Combining processes, reducing costs

As the name suggests, CHP - sometimes known as cogeneration – is a technology based around generating both electricity and heat from a single fuel source.

This is a valuable technology because producing heat and power at the same time is significantly more efficient than generating them separately. Conventional power stations produce their electricity by driving turbines with steam that is usually just released from a plant‘s chimney.

This waste is a natural consequence of the fact that electricity is so much easier to transport than heat. The heat lost in the form of steam clouds is more than balanced out by the economies of scale enjoyed by large power plants, making the excess energy expendable.

When it comes to manufacturing plants, however, many have a large enough demand for both heat and power, so installing a system capable of producing both on-site can generate significant savings, compared to simply buying power in and relying on a conventional boiler system.

Studies show that by taking advantage of the heat wasted in conventional power generation, CHP plants can reach efficiencies of more than 80%, while coal and gas fired plants struggle to achieve more than 40%.1 For users that see substantial portions of their budgets eaten up by energy bills, this increase in efficiency can generate significant savings. In a recent report, the Association for Decentralised Energy estimated that a properly sized CHP system could reduce an industrial user’s primary fuel use by up to 30%. 2

Funding your system

There are many benefits to installing a CHP system, but there are also a few barriers that need to be overcome before companies can start enjoying its benefits. The biggest of these is undoubtedly up-front expenditure, even though this will pale in comparison to the savings a system generates over its lifetime.

Even a mid-sized manufacturing plant will be considering an investment of several hundred thousand pounds, possibly edging into seven figures for bigger sites and more advanced technology.

As well as this, in many cases it can make more sense to lease a CHP system, rather than purchase it outright.

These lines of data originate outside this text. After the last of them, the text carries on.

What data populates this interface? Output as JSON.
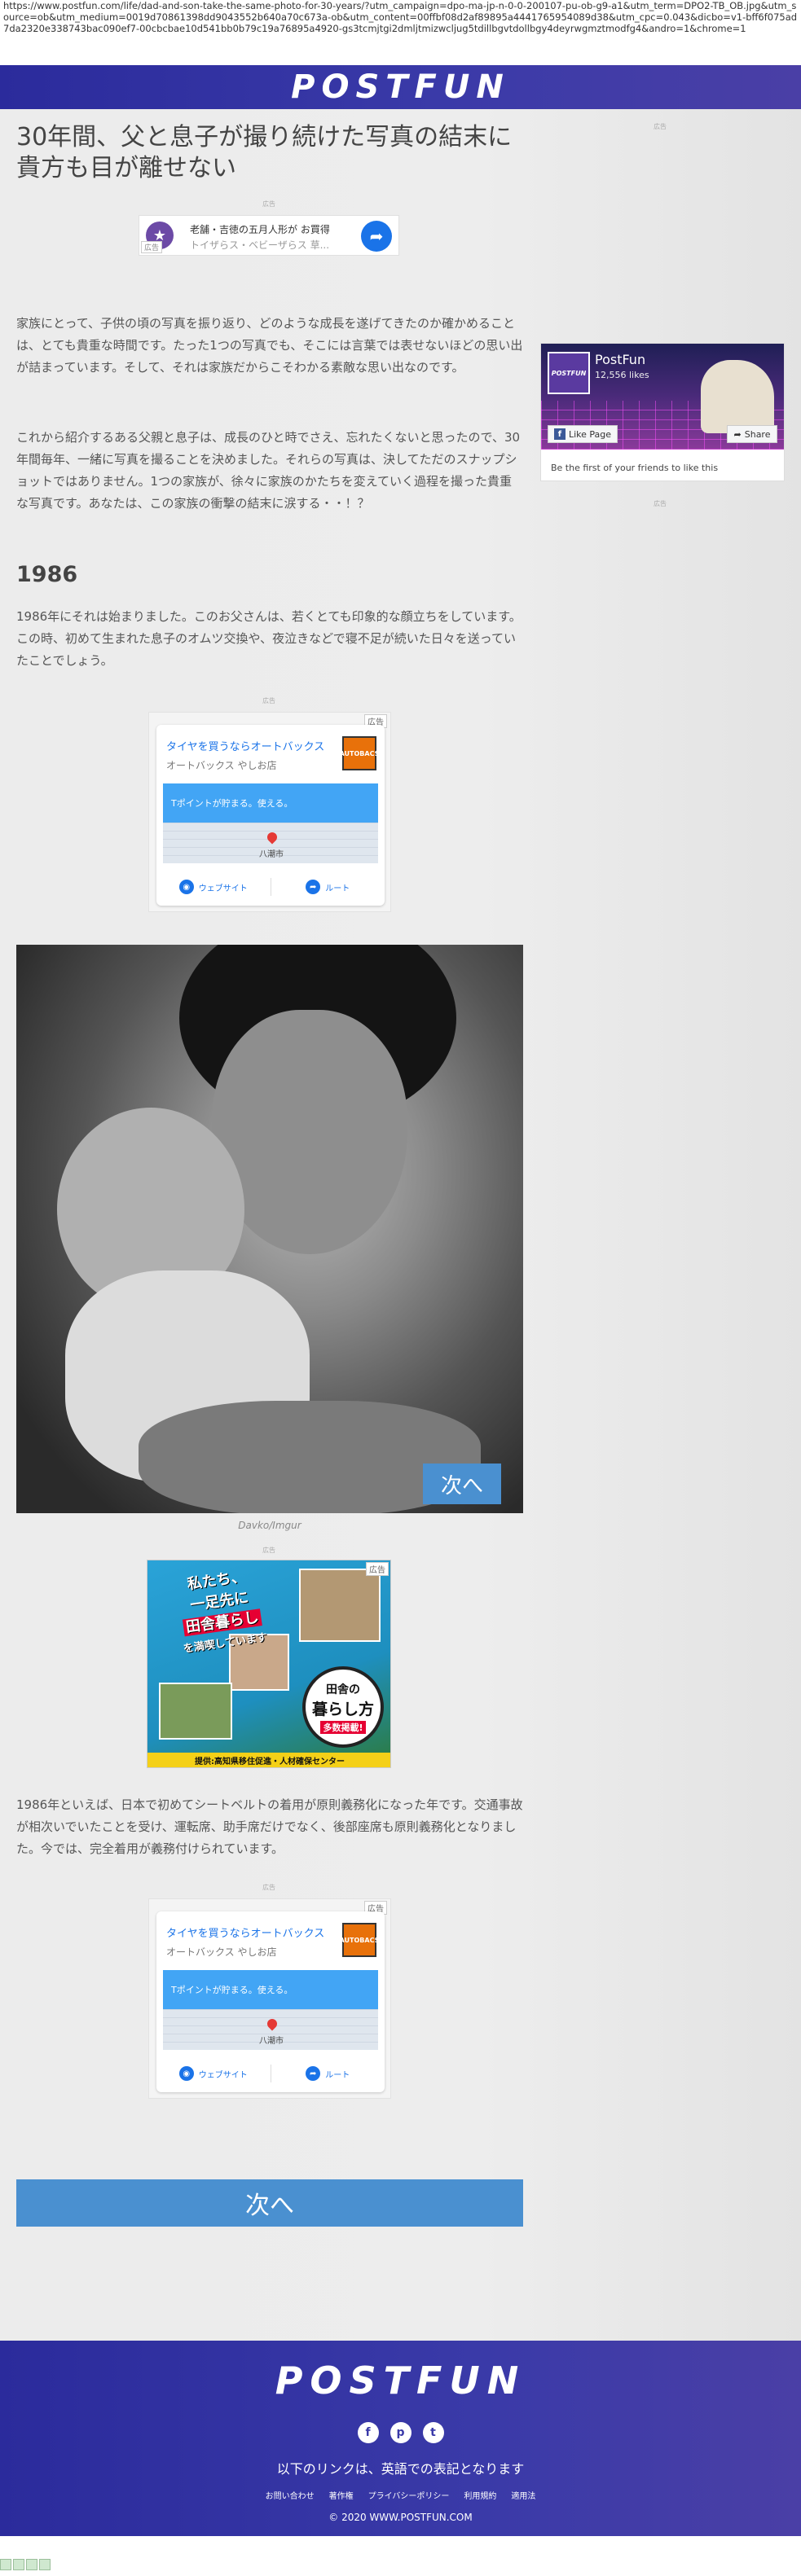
{
  "browser": {
    "url": "https://www.postfun.com/life/dad-and-son-take-the-same-photo-for-30-years/?utm_campaign=dpo-ma-jp-n-0-0-200107-pu-ob-g9-a1&utm_term=DPO2-TB_OB.jpg&utm_source=ob&utm_medium=0019d70861398dd9043552b640a70c673a-ob&utm_content=00ffbf08d2af89895a4441765954089d38&utm_cpc=0.043&dicbo=v1-bff6f075ad7da2320e338743bac090ef7-00cbcbae10d541bb0b79c19a76895a4920-gs3tcmjtgi2dmljtmizwcljug5tdillbgvtdollbgy4deyrwgmztmodfg4&andro=1&chrome=1"
  },
  "site": {
    "logo": "POSTFUN"
  },
  "article": {
    "title": "30年間、父と息子が撮り続けた写真の結末に貴方も目が離せない",
    "p1": "家族にとって、子供の頃の写真を振り返り、どのような成長を遂げてきたのか確かめることは、とても貴重な時間です。たった1つの写真でも、そこには言葉では表せないほどの思い出が詰まっています。そして、それは家族だからこそわかる素敵な思い出なのです。",
    "p2": "これから紹介するある父親と息子は、成長のひと時でさえ、忘れたくないと思ったので、30年間毎年、一緒に写真を撮ることを決めました。それらの写真は、決してただのスナップショットではありません。1つの家族が、徐々に家族のかたちを変えていく過程を撮った貴重な写真です。あなたは、この家族の衝撃の結末に涙する・・！？",
    "year_heading": "1986",
    "p3": "1986年にそれは始まりました。このお父さんは、若くとても印象的な顔立ちをしています。この時、初めて生まれた息子のオムツ交換や、夜泣きなどで寝不足が続いた日々を送っていたことでしょう。",
    "photo_caption": "Davko/Imgur",
    "photo_next": "次へ",
    "p4": "1986年といえば、日本で初めてシートベルトの着用が原則義務化になった年です。交通事故が相次いでいたことを受け、運転席、助手席だけでなく、後部座席も原則義務化となりました。今では、完全着用が義務付けられています。",
    "next_button": "次へ"
  },
  "ads": {
    "label": "広告",
    "small": {
      "line1": "老舗・吉徳の五月人形が お買得",
      "line2": "トイザらス・ベビーザらス 草...",
      "tag": "広告"
    },
    "maps": {
      "tag": "広告",
      "name": "タイヤを買うならオートバックス",
      "sub": "オートバックス やしお店",
      "logo": "AUTOBACS",
      "promo": "Tポイントが貯まる。使える。",
      "city": "八潮市",
      "website": "ウェブサイト",
      "route": "ルート"
    },
    "banner": {
      "tag": "広告",
      "headline_1": "私たち、",
      "headline_2": "一足先に",
      "headline_3": "田舎暮らし",
      "headline_4": "を満喫しています",
      "circle_1": "田舎の",
      "circle_2": "暮らし方",
      "circle_3": "多数掲載!",
      "footer": "提供:高知県移住促進・人材確保センター"
    }
  },
  "facebook": {
    "page_name": "PostFun",
    "likes": "12,556 likes",
    "like_button": "Like Page",
    "share_button": "Share",
    "first_friend": "Be the first of your friends to like this",
    "avatar_text": "POSTFUN"
  },
  "footer": {
    "logo": "POSTFUN",
    "socials": [
      "f",
      "p",
      "t"
    ],
    "note": "以下のリンクは、英語での表記となります",
    "links": [
      "お問い合わせ",
      "著作権",
      "プライバシーポリシー",
      "利用規約",
      "適用法"
    ],
    "copyright": "© 2020 WWW.POSTFUN.COM"
  },
  "colors": {
    "brand": "#3a3aa8",
    "button": "#4a90d0"
  }
}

This may be in the form of a hire purchase, a finance lease or an operating lease.

Under a hire purchase agreement, the purchasing company pays a series of payments over several years. The CHP system would initially remain the property of the supplier, but the customer becomes the legal owner once all the agreed-upon payments have been made.3

This all-but eliminates one of the biggest barriers to investment, and allows the customer to ensure that its buys the system that is most appropriate, rather than basing the purchasing decision on what fits best on the current balance sheet.

Invest in your investment

Once a company decides to make an investment, it still pays to ensure that the operator maintains their commitment to quality. After all, when budgets are tight, it can be tempting to try and make savings wherever possible. This can potentially lead to companies trying to cut corners by getting a cheaper deal on support equipment or by opting out of an operation and maintenance (O&M) contract.

This, however, is not recommended. Assuming a standard 20-year lifespan for a system, the maintenance costs alone will likely be larger than the initial outlay, so the quality of the product plays a vital role in its financial performance.

Fuel costs will be an even larger component of the lifetime costs of a system, making up as much as 75% of the overall spend. Investing in a more efficient product can generate big savings in the long run.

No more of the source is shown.